ING Direct USA president and chairman Arkadi Kuhlmann built the Wilmington, Del.-based direct bank's reputation on the foundation of a simple, enjoyable user experience. As a subsidiary of Netherlands-based ING Group, ING Direct USA has grown from a small upstart founded in 2000 to a US$90 billion financial institution with more than 7.7 million customers nationwide. One of Bank Systems & Technology's Top 10 Innovators of the Decade, Kuhlmann spoke with BS&T -- just days before McLean, Va.-based Capital One Financial Corp. announced that it would acquire ING Direct USA for billion -- about how to build a banking experience that satisfies customers.
What does it take to achieve a banking experience that resonates with customers across all delivery channels?

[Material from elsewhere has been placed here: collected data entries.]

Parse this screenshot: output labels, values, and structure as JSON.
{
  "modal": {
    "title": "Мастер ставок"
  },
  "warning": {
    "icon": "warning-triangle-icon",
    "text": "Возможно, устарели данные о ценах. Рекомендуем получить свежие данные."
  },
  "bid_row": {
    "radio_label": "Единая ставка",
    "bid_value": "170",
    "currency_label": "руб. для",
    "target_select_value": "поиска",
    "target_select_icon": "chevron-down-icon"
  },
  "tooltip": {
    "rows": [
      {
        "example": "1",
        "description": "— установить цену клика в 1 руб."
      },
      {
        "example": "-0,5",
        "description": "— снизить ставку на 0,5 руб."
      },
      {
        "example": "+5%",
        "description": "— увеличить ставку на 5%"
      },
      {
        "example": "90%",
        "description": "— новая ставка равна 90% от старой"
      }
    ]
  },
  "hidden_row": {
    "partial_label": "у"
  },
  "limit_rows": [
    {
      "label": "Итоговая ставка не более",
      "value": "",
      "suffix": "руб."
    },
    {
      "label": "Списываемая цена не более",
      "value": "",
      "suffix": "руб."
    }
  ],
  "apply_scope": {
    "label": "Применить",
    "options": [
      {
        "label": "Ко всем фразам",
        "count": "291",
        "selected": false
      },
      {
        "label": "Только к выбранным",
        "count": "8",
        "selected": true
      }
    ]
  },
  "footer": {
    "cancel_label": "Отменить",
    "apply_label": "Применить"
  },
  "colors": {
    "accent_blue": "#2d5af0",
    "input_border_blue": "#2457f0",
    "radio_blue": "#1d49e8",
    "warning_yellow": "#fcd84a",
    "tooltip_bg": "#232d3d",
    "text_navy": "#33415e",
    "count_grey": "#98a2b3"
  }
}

Kuhlmann: It's all about reengineering the product or reengineering the process or reengineering the customer. The goal is to provide the same sort of experience that one would expect in the retail environment, whether in a store or anywhere else. Make the customers feel like they're in a retail mode and eliminate the friction points. Like our slogan ("Save Your Money"), you want to save them money, and if you can't save them money, save them time and make the experience as simple and straightforward as possible. Look at the automotive industry, for instance. It's not about what makes the car work, but how it feels to drive it. There are a lot of people who don't want to look under the hood of their cars or might not know how their cars work or how to fix them if something goes wrong.
In the banking industry we have to do a very good job of making it simple and straightforward on the experience. We need to try and make things transparent and easy for our customers, and I think the banking industry can do a lot more to make things easier from the front to the back as opposed to from the back to the front.
What's an example of a delivery channel that banks could reengineer with simplicity and ease of use in mind?
Kuhlmann: There's nobody who likes an 800 number. All the self-service, all the data you have to enter -- it's difficult and challenging to do the work yourself to get to a call center representative. But the whole point of call centers was to make it easier for customers. The problem was, the process wasn't reengineered; it wasn't made easy. I've never found anybody in America who loves an 800 number. But you could love it if it's simple, intuitive, straightforward and easy to use.
Or look at mobile. A mistake that we made that we should learn from as an industry is, when the Internet came along we took branch processes -- manual, paper-based processes -- and just copied them onto a website. We didn't reinvent anything; we made it cumbersome and difficult to use.
Going to mobile, a lot of banks are going to make the same mistake. They will try and paste online banking into the mobile interface. They're not actually making the process simpler, the product simpler, so you can navigate and actually do things easier on mobile. They don't understand that mobile is not Internet banking or a website on a cell phone. The banks that understand that that's a different interface are the ones that are going to win at this game.